Spicer, who retired in 2008 after a 24-year career on the bench, has permanently protected 60 acres of forested land on Hemphill Road in Copley Township and Norton in Summit County. The land has been in Spicer’s family since 1850.

Spicer preserved the land with a donated conservation easement, one that will be held by the Land Conservancy. A conservation easement permanently protects the natural, agricultural and scenic resources of the land while allowing the grantor to retain ownership.

“I feel most fortunate to own the only remaining acreage of the once Spicer Farm,” Spicer said. “I love the land, the beauty of the woods and the wildlife. I am determined to preserve it in its natural state for posterity. This easement with Western Reserve Land Conservancy has made that possible.”

Eddie Dengg, director of the Land Conservancy’s Akron field office, said Spicer approached the nonprofit Land Conservancy about a conservation easement after attending “An Evening at the Historic Firestone Farm” in August.
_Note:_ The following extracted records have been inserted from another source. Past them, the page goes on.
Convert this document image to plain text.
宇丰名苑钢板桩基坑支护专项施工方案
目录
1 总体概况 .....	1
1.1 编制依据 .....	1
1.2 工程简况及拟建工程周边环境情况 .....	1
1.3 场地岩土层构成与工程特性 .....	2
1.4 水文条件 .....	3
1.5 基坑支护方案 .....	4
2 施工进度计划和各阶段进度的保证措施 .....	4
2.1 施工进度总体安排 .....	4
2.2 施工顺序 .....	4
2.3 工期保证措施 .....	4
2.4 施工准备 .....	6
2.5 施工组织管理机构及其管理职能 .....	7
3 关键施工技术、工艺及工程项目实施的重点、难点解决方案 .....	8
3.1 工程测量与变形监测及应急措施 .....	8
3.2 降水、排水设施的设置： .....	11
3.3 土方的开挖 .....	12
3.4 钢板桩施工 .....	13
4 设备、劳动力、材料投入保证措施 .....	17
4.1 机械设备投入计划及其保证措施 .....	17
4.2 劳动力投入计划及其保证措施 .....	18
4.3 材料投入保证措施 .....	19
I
The event was sponsored by the Land Conservancy and held at Oak Hill Farm, formerly part of the Firestone estate.

“We are honored to be able to help Judge Spicer permanently preserve her beautiful property for future generations. She has done a wonderful thing for her family and our region,” Dengg said.

The Land Conservancy, which seeks to preserve the scenic beauty, rural character and natural resources of northern Ohio, has preserved 333 properties and 21,402 acres. The nonprofit organization was formed in 2006 by the merger of eight local land trusts.